Empathizing with the grieving families, Rivlin said: “The pain of a bereaved family is unbearable.” It was compounded, he added, not only by the absence of a grave, but of not knowing the fate of the loved ones they lost.
Rivlin stated that the task of finding missing soldiers beyond Israel’s borders and bringing them home for burial was “a sacred duty” until the last one comes home dead or alive. “That is the unwritten contract between us and you, the bereaved families. We must not breach it under any circumstance.”
In what seemed to be a veiled message to the families of Hadar Goldin and Oron Shaul, who were killed in Gaza in 2014 during Operation Protective Edge and whose remains Hamas has not yet returned to Israel, Netanyahu urged grieving families not to ever lose hope.
He had lost comrades in arms during the War of Attrition, he said, and it had taken many weeks before the Egyptians had returned their bodies.
Netanyahu recalled that two years ago, following an intensive 37-year search for Sgt. Zachary Baumel who had been killed in June 1982 during the Battle of Sultan Yacoub, his body had been returned to the state. He said this was an outcome of the special relation he has with Russian President Vladimir Putin, who has considerable influence with the Syrians who controlled that part of Lebanon where Baumel was buried. The Baumel family now has a grave to visit, the prime minister said, adding that he was hopeful that the families of Zvi Feldman and Yehuda Katz, who were also killed in the Battle of Sultan Yacoub, would one day be able to visit their graves as well.

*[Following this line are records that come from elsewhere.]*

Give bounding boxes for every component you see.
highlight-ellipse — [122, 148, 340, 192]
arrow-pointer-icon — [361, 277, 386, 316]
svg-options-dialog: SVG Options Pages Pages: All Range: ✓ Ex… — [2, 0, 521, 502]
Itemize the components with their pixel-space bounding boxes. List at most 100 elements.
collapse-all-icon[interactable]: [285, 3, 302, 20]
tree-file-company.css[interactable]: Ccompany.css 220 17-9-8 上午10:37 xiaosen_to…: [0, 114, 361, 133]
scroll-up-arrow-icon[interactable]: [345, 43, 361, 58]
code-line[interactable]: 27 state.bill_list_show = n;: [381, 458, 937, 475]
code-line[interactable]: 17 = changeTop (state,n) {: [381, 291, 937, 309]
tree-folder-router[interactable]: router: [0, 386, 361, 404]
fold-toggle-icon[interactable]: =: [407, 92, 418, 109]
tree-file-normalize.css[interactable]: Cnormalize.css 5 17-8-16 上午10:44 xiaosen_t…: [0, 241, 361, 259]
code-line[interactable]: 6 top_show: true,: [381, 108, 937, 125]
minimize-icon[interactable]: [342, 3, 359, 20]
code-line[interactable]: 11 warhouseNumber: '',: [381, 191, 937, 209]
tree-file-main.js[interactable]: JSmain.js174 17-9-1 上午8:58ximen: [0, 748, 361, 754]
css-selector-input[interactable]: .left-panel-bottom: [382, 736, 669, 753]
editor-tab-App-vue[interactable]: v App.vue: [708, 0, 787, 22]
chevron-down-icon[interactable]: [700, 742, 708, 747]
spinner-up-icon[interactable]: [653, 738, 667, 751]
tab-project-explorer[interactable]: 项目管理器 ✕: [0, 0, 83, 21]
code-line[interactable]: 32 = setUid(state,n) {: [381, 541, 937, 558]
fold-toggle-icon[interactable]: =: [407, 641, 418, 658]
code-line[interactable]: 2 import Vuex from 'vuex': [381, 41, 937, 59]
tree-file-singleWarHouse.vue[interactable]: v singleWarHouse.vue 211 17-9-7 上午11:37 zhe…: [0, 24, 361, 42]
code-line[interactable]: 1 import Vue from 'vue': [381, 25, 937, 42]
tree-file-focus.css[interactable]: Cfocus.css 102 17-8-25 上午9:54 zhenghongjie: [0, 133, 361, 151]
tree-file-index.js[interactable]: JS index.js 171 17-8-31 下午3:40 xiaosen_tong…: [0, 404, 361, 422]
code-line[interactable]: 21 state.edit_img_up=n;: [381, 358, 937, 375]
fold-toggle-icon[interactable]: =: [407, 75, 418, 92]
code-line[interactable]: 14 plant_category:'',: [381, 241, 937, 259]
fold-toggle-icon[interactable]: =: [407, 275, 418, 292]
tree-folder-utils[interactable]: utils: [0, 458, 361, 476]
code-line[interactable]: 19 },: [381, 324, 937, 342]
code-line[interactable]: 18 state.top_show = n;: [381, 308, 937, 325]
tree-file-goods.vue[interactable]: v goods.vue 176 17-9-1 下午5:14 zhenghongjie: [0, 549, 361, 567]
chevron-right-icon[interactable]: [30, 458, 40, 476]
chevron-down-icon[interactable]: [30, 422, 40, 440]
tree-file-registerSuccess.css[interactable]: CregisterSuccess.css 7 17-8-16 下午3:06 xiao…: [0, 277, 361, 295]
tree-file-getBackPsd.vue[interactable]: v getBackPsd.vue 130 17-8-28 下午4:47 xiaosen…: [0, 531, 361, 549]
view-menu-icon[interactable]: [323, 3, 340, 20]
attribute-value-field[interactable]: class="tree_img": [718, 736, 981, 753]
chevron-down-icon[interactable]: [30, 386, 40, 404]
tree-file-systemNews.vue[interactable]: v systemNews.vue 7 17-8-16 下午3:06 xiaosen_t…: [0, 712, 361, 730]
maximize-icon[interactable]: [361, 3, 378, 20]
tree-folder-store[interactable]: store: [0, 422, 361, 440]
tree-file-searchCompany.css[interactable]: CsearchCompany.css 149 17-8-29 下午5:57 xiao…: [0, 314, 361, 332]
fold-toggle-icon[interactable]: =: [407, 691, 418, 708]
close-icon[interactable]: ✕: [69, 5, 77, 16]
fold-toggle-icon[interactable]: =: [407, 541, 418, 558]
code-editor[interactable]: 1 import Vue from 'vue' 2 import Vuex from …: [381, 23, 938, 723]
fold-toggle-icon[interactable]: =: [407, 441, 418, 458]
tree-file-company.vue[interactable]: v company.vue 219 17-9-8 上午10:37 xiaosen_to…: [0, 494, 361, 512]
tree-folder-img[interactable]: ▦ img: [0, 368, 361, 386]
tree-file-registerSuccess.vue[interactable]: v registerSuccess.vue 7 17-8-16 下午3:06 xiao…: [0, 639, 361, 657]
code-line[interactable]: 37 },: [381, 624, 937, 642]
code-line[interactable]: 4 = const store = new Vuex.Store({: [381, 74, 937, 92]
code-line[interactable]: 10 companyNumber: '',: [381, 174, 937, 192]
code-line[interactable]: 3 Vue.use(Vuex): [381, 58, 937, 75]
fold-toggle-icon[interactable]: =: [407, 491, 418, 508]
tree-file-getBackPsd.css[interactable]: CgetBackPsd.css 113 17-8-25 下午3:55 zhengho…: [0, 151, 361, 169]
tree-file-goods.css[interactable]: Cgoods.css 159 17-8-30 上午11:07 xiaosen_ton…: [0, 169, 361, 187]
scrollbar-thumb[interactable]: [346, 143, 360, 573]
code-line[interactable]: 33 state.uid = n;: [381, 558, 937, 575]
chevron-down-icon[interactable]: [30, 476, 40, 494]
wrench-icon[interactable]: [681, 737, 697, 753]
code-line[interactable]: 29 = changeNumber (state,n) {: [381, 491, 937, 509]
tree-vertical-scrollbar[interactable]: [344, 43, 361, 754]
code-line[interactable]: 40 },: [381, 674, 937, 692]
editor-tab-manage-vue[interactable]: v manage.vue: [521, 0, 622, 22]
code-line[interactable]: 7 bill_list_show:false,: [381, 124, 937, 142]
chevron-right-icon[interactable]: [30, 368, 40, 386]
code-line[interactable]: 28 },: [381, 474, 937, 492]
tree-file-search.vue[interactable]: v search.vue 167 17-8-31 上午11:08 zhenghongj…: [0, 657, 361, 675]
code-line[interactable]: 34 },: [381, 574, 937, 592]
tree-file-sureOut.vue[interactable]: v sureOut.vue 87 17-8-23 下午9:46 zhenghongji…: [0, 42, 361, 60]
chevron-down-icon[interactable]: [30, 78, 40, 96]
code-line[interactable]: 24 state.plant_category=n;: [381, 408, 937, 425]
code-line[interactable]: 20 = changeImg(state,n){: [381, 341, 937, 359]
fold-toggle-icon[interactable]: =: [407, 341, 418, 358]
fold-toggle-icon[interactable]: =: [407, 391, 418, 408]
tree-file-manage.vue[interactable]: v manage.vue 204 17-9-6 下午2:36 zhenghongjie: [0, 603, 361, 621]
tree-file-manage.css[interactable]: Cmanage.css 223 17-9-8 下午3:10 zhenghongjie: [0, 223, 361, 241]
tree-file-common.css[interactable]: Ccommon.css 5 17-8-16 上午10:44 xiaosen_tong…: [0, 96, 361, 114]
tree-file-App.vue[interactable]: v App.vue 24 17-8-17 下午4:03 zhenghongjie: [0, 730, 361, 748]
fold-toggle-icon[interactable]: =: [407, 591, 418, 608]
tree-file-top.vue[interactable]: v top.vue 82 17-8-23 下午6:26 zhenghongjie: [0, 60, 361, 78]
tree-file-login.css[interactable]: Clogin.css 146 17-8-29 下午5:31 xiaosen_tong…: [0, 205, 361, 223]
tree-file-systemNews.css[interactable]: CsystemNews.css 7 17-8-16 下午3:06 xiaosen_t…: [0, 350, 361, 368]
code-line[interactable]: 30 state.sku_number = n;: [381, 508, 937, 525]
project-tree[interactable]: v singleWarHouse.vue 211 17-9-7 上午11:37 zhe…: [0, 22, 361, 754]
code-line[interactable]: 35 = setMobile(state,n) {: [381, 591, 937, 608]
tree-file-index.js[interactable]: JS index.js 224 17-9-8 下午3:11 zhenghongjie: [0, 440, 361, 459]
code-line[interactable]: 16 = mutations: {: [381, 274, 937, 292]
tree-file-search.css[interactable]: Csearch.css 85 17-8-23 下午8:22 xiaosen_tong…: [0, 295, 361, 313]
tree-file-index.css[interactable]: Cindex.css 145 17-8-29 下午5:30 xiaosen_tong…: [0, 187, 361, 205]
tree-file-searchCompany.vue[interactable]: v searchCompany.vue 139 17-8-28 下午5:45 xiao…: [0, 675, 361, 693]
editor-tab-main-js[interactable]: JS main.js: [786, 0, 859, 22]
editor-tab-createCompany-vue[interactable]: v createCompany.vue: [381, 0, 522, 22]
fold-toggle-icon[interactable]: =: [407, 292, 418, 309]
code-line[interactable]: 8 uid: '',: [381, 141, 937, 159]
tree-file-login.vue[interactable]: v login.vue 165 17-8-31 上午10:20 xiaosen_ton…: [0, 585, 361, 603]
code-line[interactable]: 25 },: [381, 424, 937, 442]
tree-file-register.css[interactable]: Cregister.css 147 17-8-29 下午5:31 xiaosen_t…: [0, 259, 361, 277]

“We do not leave soldiers behind,” he said. “We are responsible for each other.”
Gantz said some progress was being made in honoring soldiers who fought in Lebanon. He recalled his own initial experience in Lebanon as a 19-year-old soldier in Operation Litani, just a few days after 11 PLO terrorists had infiltrated Israel from the sea. He and his comrades had been accosted by two terrorists whom they had succeeded in eliminating. That was the beginning of his 22 years of service in Lebanon, he said.
He was pleased to endorse the decision by IDF Chief of Staff Lt.-Gen. Aviv Kochavi to award a special decoration to all soldiers (including missing soldiers) who had served in Lebanon, in recognition of their service to the state. “It is correct for them,” Gantz said. “It is correct for a whole generation.”